The concept of forums is solid (as evidenced by the articles I see here monthly, seemingly), we just need forums to work better with the devices and user flows we're accustomed to today.

We've reached feature parity with older forum softwares years ago, and since then it's just been carving away at the software to really make it the best offering out there

I also created NodeBB, so I am of course biased :)

  • Not trying to be mean, but I hit a bug within 3 seconds of using this software and figured I'd report it here:

    On the demo instance in Safari Version 15.0 (16612.1.29.41.4, 16612) if you navigate into the Announcements -> Demo instance post and then quickly hit the back button a few times you don't actually get taken back to the top level. Instead I get stuck at the previous forum, and if I go back and forward a bunch I can get stuck in a state where all my history is just the one thread I clicked into. Not totally sure what is going on here, but feels like the type of thing that shows up with manual JS page history management failing to handle rapid events quickly leading to race conditions.
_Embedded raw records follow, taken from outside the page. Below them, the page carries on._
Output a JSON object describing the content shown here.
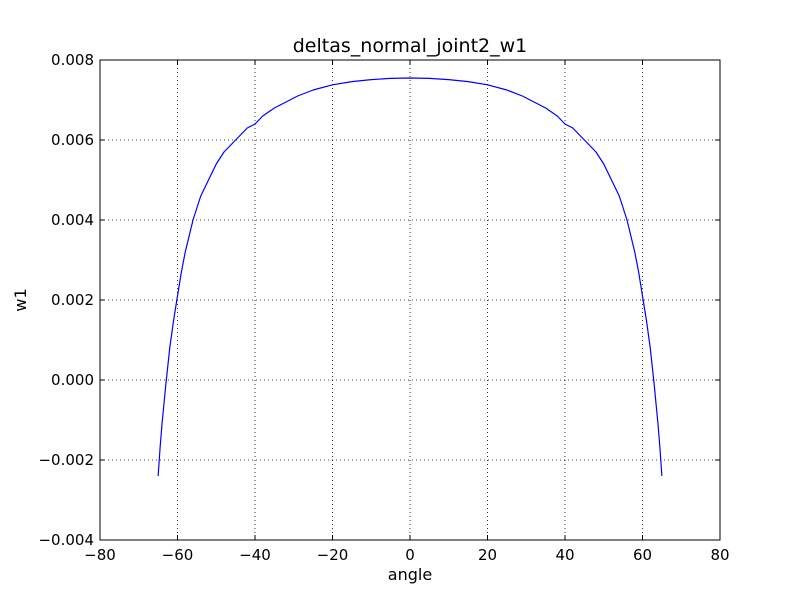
{
  "chart_data": {
    "type": "line",
    "title": "deltas_normal_joint2_w1",
    "xlabel": "angle",
    "ylabel": "w1",
    "xlim": [
      -80,
      80
    ],
    "ylim": [
      -0.004,
      0.008
    ],
    "grid": true,
    "legend": "none",
    "x_ticks": [
      -80,
      -60,
      -40,
      -20,
      0,
      20,
      40,
      60,
      80
    ],
    "x_tick_labels": [
      "−80",
      "−60",
      "−40",
      "−20",
      "0",
      "20",
      "40",
      "60",
      "80"
    ],
    "y_ticks": [
      -0.004,
      -0.002,
      0.0,
      0.002,
      0.004,
      0.006,
      0.008
    ],
    "y_tick_labels": [
      "−0.004",
      "−0.002",
      "0.000",
      "0.002",
      "0.004",
      "0.006",
      "0.008"
    ],
    "colors": {
      "line": "#0000ff",
      "grid": "#000000",
      "axes": "#000000"
    },
    "series": [
      {
        "x": [
          -65,
          -64.5,
          -64,
          -63.5,
          -63,
          -62,
          -61,
          -60,
          -59,
          -58,
          -57,
          -56,
          -55,
          -54,
          -53,
          -52,
          -50,
          -48,
          -46,
          -44,
          -42,
          -40,
          -38,
          -35,
          -32,
          -29,
          -25,
          -20,
          -15,
          -10,
          -5,
          0,
          5,
          10,
          15,
          20,
          25,
          29,
          32,
          35,
          38,
          40,
          42,
          44,
          46,
          48,
          50,
          52,
          53,
          54,
          55,
          56,
          57,
          58,
          59,
          60,
          61,
          62,
          63,
          63.5,
          64,
          64.5,
          65
        ],
        "y": [
          -0.0024,
          -0.0017,
          -0.0011,
          -0.0006,
          -0.0001,
          0.0008,
          0.0015,
          0.0021,
          0.0027,
          0.0032,
          0.0036,
          0.004,
          0.0043,
          0.0046,
          0.0048,
          0.005,
          0.0054,
          0.0057,
          0.0059,
          0.0061,
          0.0063,
          0.0064,
          0.0066,
          0.0068,
          0.00695,
          0.0071,
          0.00725,
          0.00738,
          0.00746,
          0.00751,
          0.00754,
          0.00755,
          0.00754,
          0.00751,
          0.00746,
          0.00738,
          0.00725,
          0.0071,
          0.00695,
          0.0068,
          0.0066,
          0.0064,
          0.0063,
          0.0061,
          0.0059,
          0.0057,
          0.0054,
          0.005,
          0.0048,
          0.0046,
          0.0043,
          0.004,
          0.0036,
          0.0032,
          0.0027,
          0.0021,
          0.0015,
          0.0008,
          -0.0001,
          -0.0006,
          -0.0011,
          -0.0017,
          -0.0024
        ]
      }
    ]
  }
}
    • Yep! That's exactly what you're seeing. Nice detective work!

      Definitely some papercuts with that system that I'd be happy to spend some time optimizing. I'll probably file a bug and look into it this week.

      Don't worry about being mean, if we didn't know how to take criticism, we would've gotten out of this game a long time ago. Every bug report (no matter how pedantic) ends up improving the software as a whole, and that ends up with everybody winning

  • Is there any documentation about creating an integration with nodebb? For example, I have a course on gumroad, and I want to give write access to nodebb based on if a user has a current subscription on gumroad.

    • Sure! Custom integrations are our bread and butter (free software kind of doesn't pay the bills otherwise!)

      Shoot me an email at support@, and I'll give you some pointers. If you want us to do it, we can do that too.

Do you already know Flarum? If so, did you tried it?

https://flarum.org

  • Flarum is a built on PHP / Laravel and is easy to host even on shared hosting providers. It looks and behaves much like Discourse, but less resource intensive in my experience.

analysis paralysis. PHPbb works fine, it 's only old if you re ageist.

  • It’s been over a decade since I ran a forum but I recall phpBB specifically being chock full of security holes, probably more so than even Wordpress. If you didn’t stay on top of keeping it up to date you’d get hit with exploit-wielding bots that would cram your little forum full of spam designed to exploit Google’s ranking algorithms.